Growing up in Pontiac, Michigan, James Henderson spent hours at the city’s recreation centers—until they were shut down due to budget cuts. When Henderson attended college in Baltimore, he saw history repeat itself: the Leith Walk Recreation Center in Northeast Baltimore, where he volunteered as a youth basketball coach and mentor, shut down, breaking the hearts of the 120 students in the program.
Although afterschool programs and community centers have been shown to reduce youth contact with the criminal justice system, they were being closed all over Baltimore. “I felt like I needed to do something that would have a lasting effect on my city,” Henderson says. A path forward soon appeared.
Soon after the recreation center closed, Henderson’s son was looking at colleges. As they made plans to tour several Historically Black Colleges and Universities and Ivy League schools, other students that Henderson had worked with at the recreation center expressed an interest in joining. Henderson enlisted his fraternity brothers from the Alpha Phi Alpha Fraternity, Beta Alpha Lambda Chapter to rent a charter bus and hit the road with 19 high school students during spring break. The trip was a success, but it was financially unsustainable for Henderson’s fraternity brothers. Still, Henderson saw the potential.
“We affected 19 kids’ lives,” says Henderson. “Seeing their eyes and hearing their conversations when we were on a tour and after, it seemed like the right thing to do to keep it going.”
And so, he did. Henderson started the MTM Foundation, Inc. to help more young people go on college tours and see firsthand an option for the future. He began getting funders and partnering with local high schools. As more young people went on the college tours, Henderson recognized that not all kids go to college. He began incorporating entrepreneurial lessons into the tours and held pitch competitions during the long bus rides from campus to campus. Then he started an afterschool program on business and entrepreneurship at one high school in Baltimore. Then another school wanted a program, too.
With the OSI Community Fellowship, Henderson hopes to build Pathways to College or Entrepreneurship into a program that is available to every high school student in Baltimore. Henderson plans to start by working with 135 students between the ages of 13-18. Most of the participants will be first generation college students with a focus on recruiting students from low-income households, homeless students, and disenfranchised youth.
Students can participate in either the “College Pathway” or the “Entrepreneurship Pathway.” Participants in the College Pathway will participate in college tours and SAT prep, write college essays and resumes, do financial aid research, and other college exploration activities. Those participating in the Entrepreneurship Pathway will participate in workshops with local business owners that focus on learning about sales, budgeting, marketing, and more. They will also be trained on how to manage initial investments in start-up ideas and compete in a pitch competition. The top two pitches will receive an award of $1000 each.

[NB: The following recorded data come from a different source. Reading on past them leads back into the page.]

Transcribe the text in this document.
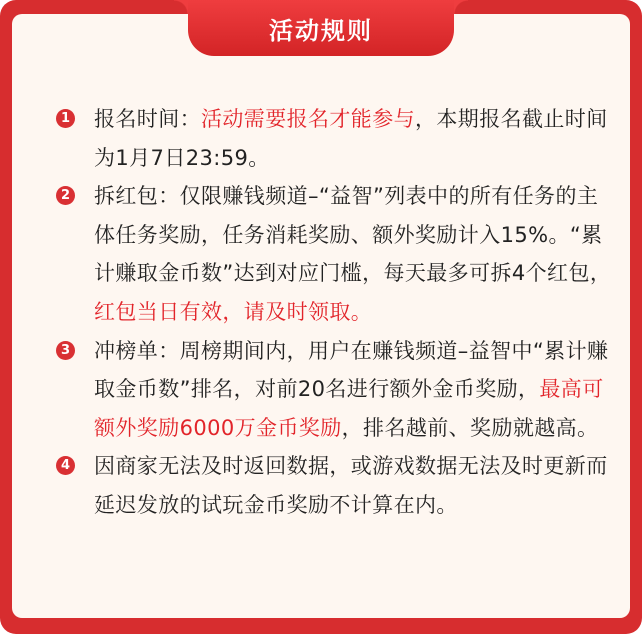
1 报名时间：活动需要报名才能参与，本期报名截止时间为1月7日23:59。
2 拆红包：仅限赚钱频道–“益智”列表中的所有任务的主体任务奖励，任务消耗奖励、额外奖励计入15%。“累计赚取金币数”达到对应门槛，每天最多可拆4个红包，红包当日有效，请及时领取。
3 冲榜单：周榜期间内，用户在赚钱频道–益智中“累计赚取金币数”排名，对前20名进行额外金币奖励，最高可额外奖励6000万金币奖励，排名越前、奖励就越高。
4 因商家无法及时返回数据，或游戏数据无法及时更新而延迟发放的试玩金币奖励不计算在内。
活动规则
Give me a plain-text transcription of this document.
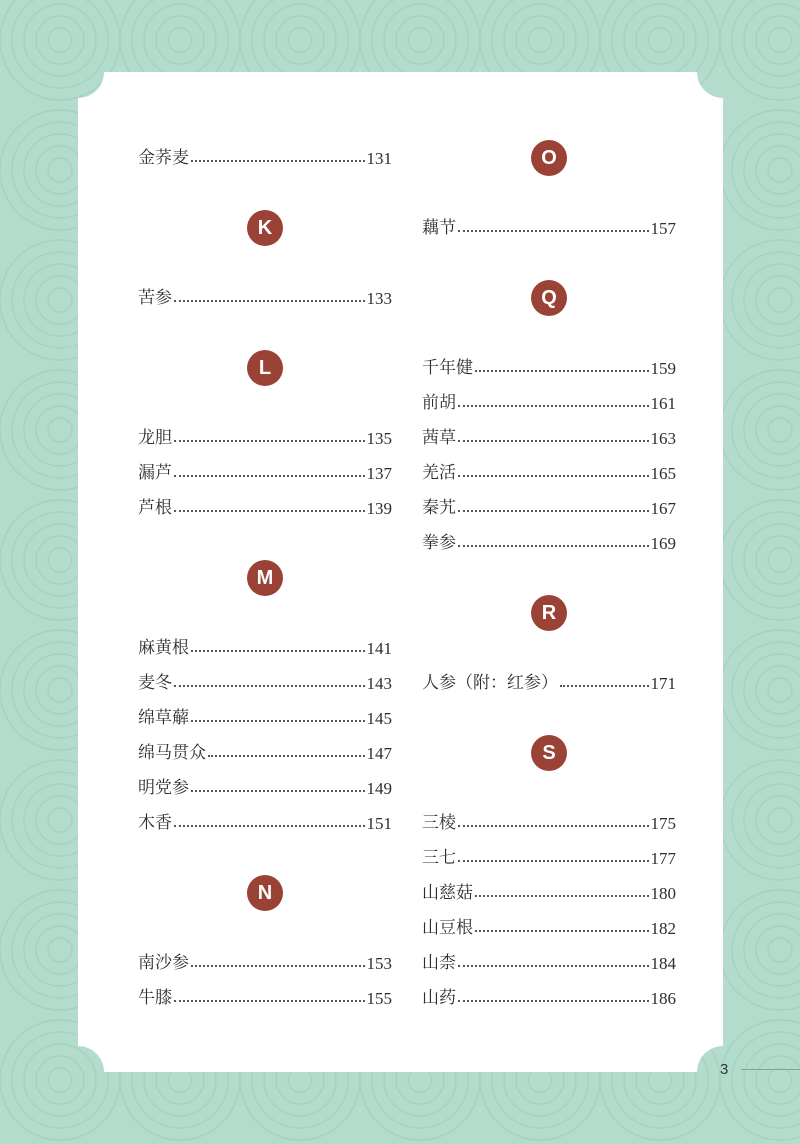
金荞麦	131
K
苦参	133
L
龙胆	135
漏芦	137
芦根	139
M
麻黄根	141
麦冬	143
绵草薢	145
绵马贯众	147
明党参	149
木香	151
N
南沙参	153
牛膝	155
O
藕节	157
Q
千年健	159
前胡	161
茜草	163
羌活	165
秦艽	167
拳参	169
R
人参（附：红参）	171
S
三棱	175
三七	177
山慈菇	180
山豆根	182
山柰	184
山药	186
3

Ultimately, Henderson’s goal is to help young people understand how to create generational wealth. “They need to have the knowledge of how to break the economic curse,” says Henderson.
Being selected as an OSI Community Fellow reassures Henderson that people believe in what he is doing. During his interview for the fellowship, Henderson was asked to talk about how the services he provides schools might be a value add that a school system would pay for. “I hadn’t thought about my services as something a school would want to pay for,” Henderson says. Now he sees that as an option as he grows his program. “I think the OSI Fellowship is going to open avenues that I never even thought of.”